El Spinoza de Diego -el nuestro- ha sido/es un Spinoza de coyunturas periféricas, pero como presentificaciones de una eternidad. Como si la eternidad sólo pudiera atisbarse así, forzando un pensamiento en el tiempo, en la duración. Por eso, supongo que no se toma como estricta filosofía, sino como mediación lingüística de algo que se quería decir y que toma a Spinoza como atajo, para decirlo. Sin embargo, no es eso. Más bien es el trabajo sobre la materia Spinoza, que se resiste a decir algunas cosas y fuerza a decir otras, que no se dirían. Es la materia Spinoza, la que fuerza la lengua que tejimos en común y media lo que aparece espontáneo. Diego hace de Spinoza un signo visible de una práctica hospitalaria en filosofía y de una lectura de la política que pende en el filo entre lo mayoritario y lo minoritario. Que puede rescatar como propias las biografías de perdedores y sometidos de varios lados, sin pretender que por hacerlo, su sufrimiento se redima. Es un pensamiento sin épica, ni patetismo. Pero tampoco tiene indiferencia, ni negación. Eso ha distinguido su Spinoza de spinocismos fiesteros, en medio del desastre, de la pura confianza, que no era más que estupidez.
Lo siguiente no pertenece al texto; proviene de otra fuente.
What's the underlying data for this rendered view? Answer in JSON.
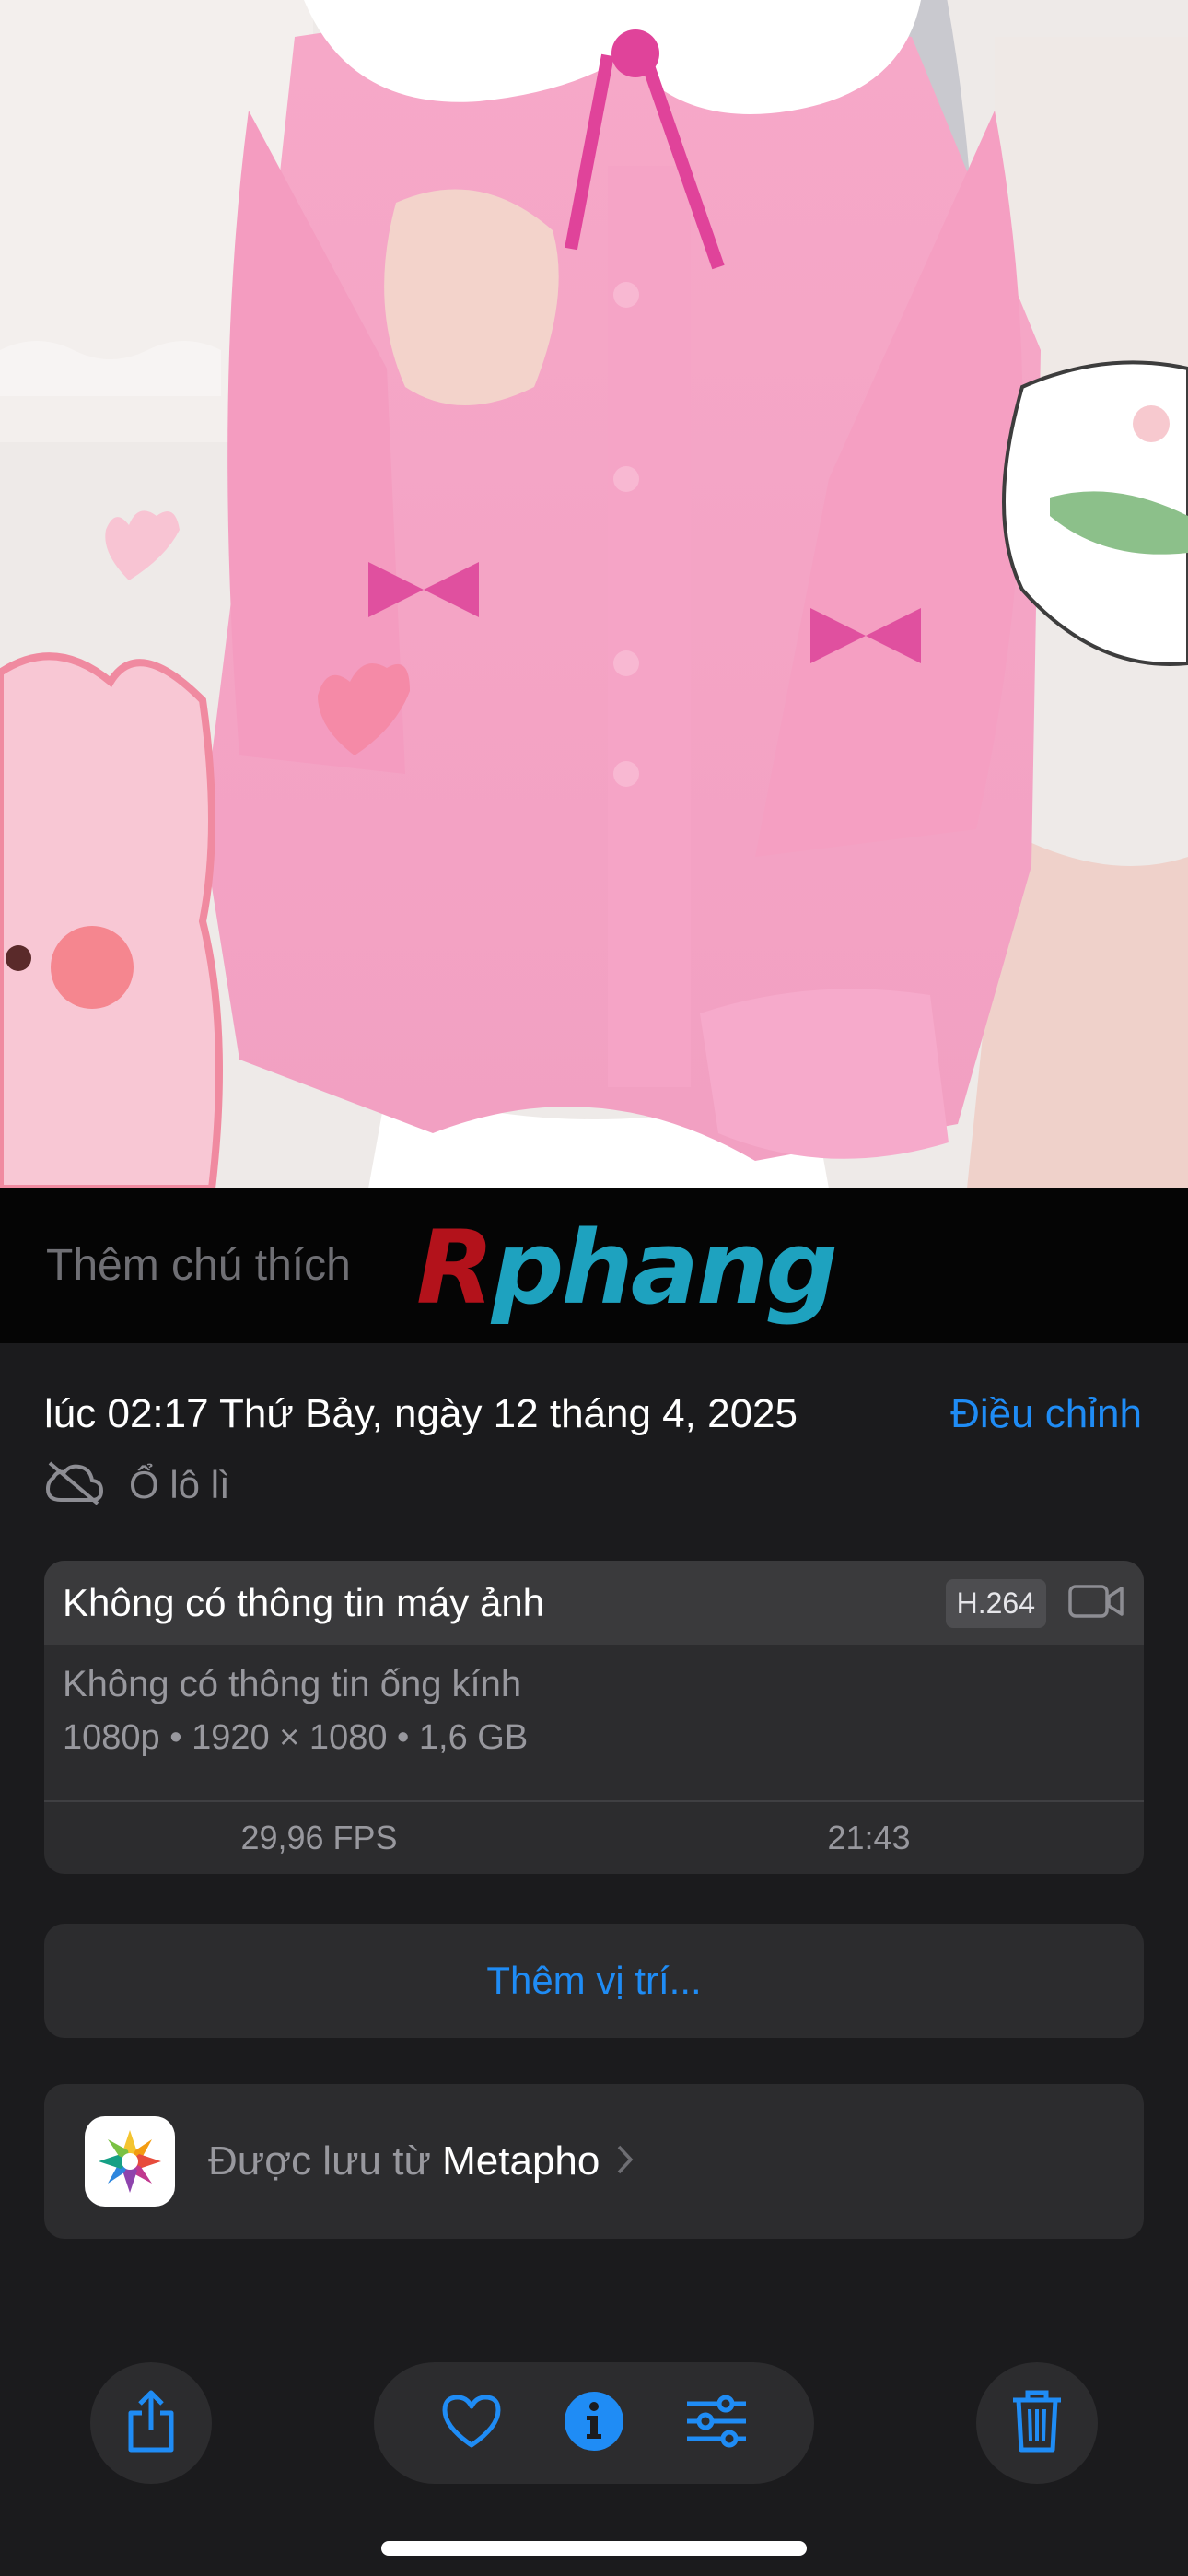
{
  "caption": {
    "placeholder": "Thêm chú thích"
  },
  "watermark": {
    "part1": "R",
    "part2": "phang"
  },
  "info": {
    "date_time": "lúc 02:17 Thứ Bảy, ngày 12 tháng 4, 2025",
    "adjust_label": "Điều chỉnh",
    "album_label": "Ổ lô lì",
    "camera_info": "Không có thông tin máy ảnh",
    "codec": "H.264",
    "lens_info": "Không có thông tin ống kính",
    "specs": "1080p  •  1920 × 1080  •  1,6 GB",
    "fps": "29,96 FPS",
    "duration": "21:43",
    "add_location": "Thêm vị trí...",
    "saved_from_prefix": "Được lưu từ ",
    "saved_from_app": "Metapho"
  },
  "toolbar": {
    "icons": [
      "share-icon",
      "heart-icon",
      "info-icon",
      "adjust-icon",
      "trash-icon"
    ]
  },
  "colors": {
    "accent": "#1f8cf5",
    "panel_bg": "#1b1b1d",
    "card_bg": "#2c2c2e",
    "secondary_text": "#98989e"
  }
}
En algún sentido, es una soledad y una disidencia. Pero una que se preocupa por enhebrar un historial de soledades y disidencias, de raros, que se reconocen en una empatía no muy explicable, porque no se trata del sentido ni de la posesión de un dogma común. No es la comunidad cerrada de los amigos, sino la empatía distante de los que saben que quieren la emancipación y que esa emancipación es con otros, pero no saben cómo y no saben cómo, los otros.